With Halas in World War II, Hunk Anderson and Luke Johnsos co-coached the Bears to a 23-12-2 record from mid-1942 through 1945, winning the 1943 title.
In 1956-57, ex-Bear and long-time aide Paddy Driscoll gave Halas his last break from coaching, going 14-10-1.
So throughout their history, the Bears have preferred to look to their past for their future. That changed in 1975, when Pardee became the first Bears coach to come from outside their organization.
Pardee was hired by new General Manager Jim Finks, who had been brought in by the late Mugs Halas as the Bears departed with tradition by turning their team over to outsiders.
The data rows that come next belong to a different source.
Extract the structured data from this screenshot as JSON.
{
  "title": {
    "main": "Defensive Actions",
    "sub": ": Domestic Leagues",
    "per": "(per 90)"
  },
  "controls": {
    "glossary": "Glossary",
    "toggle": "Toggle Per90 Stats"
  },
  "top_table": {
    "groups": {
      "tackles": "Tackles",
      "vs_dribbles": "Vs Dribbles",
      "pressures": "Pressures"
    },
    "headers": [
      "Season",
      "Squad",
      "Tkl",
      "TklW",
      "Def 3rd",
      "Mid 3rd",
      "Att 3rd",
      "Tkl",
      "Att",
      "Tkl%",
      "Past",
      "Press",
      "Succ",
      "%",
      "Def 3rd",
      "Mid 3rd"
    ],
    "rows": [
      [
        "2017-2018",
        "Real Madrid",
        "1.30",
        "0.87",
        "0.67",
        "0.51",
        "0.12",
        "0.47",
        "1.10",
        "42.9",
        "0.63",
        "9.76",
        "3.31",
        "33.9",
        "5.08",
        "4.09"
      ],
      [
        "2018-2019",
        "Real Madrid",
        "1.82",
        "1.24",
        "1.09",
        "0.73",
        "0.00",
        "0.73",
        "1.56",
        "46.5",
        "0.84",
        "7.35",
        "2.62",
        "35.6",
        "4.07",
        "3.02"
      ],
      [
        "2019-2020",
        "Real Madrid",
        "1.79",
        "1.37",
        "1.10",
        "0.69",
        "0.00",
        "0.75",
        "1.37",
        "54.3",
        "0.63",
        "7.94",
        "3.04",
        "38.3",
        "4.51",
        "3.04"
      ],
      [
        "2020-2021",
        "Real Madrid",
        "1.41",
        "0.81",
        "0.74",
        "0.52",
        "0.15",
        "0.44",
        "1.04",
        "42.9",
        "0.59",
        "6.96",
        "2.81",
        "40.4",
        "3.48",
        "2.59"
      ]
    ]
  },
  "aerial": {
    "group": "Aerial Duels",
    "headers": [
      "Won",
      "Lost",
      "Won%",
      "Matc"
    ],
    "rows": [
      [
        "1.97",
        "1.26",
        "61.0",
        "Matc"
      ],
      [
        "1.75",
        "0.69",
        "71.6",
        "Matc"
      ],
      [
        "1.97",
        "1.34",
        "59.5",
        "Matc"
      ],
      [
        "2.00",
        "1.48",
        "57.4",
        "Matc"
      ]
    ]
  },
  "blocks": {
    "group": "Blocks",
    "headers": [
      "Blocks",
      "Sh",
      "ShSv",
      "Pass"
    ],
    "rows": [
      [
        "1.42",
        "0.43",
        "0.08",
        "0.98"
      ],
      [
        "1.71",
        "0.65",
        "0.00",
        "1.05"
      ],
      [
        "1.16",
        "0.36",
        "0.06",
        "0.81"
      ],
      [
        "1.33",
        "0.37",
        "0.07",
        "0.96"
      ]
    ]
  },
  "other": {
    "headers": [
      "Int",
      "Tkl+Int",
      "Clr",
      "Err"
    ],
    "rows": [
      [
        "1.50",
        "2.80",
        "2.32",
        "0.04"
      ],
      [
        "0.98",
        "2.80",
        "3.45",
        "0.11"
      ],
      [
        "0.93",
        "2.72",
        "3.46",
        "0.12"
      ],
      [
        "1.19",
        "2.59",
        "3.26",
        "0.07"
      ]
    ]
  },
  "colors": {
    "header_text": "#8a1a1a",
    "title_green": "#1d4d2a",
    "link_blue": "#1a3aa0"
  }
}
In 1982 Halas, reclaiming control of his team from Finks, launched something less than an exhaustive search when he decided to replace Armstrong.
He hired Ditka, who had impressed Halas with his toughness during his six seasons as a Bear (1961-66) and had learned the coaching trade in Dallas under one of the all-time coaching greats, Tom Landry.
Ditka, too, got a quick lesson in the Bears’ impatience with coaches. In 1984, with the team on its way to the playoffs, team President Michael McCaskey held off deciding to extend Ditka’s original contract. After the Bears won a playoff game, Halas’ oldest grandson decided to keep Ditka.
The next year, only Ditka’s fourth as head coach, the Bears won the Super Bowl.
This year, the fourth of the current regime in Dallas and Wannstedt’s fourth in charge of the defense, the Cowboys are in the Super Bowl.
It is there that the comparisons with past Bears coaches begin. Although like Pardee and Armstrong he is taking over the team as a pure outsider, his resume most resembles Ditka’s.
Like Ditka, he was a Dallas assistant, albeit under different ownerships.
Before that, he was a player at the University of Pittsburgh (1970-73), where Ditka finished his All-America career in 1960.
Wannstedt is from Pittsburgh. Ditka is from nearby Aliquippa, Pa.
Wanndstedt is 40; Ditka was 42 when he was named Bears’ head coach.
But comparisons can only go so far. When Ditka was hired, here is how he stated his goals:
“I’m going to give Chicago a winning football team, an interesting football team and a football team that everybody is going to be proud of.”
Ditka did that long ago, raising expectations to the point where he couldn’t survive a 5-11 season after two straight playoff appearances.
Wannstedt’s goal must be higher: Win, and don’t take more than four years.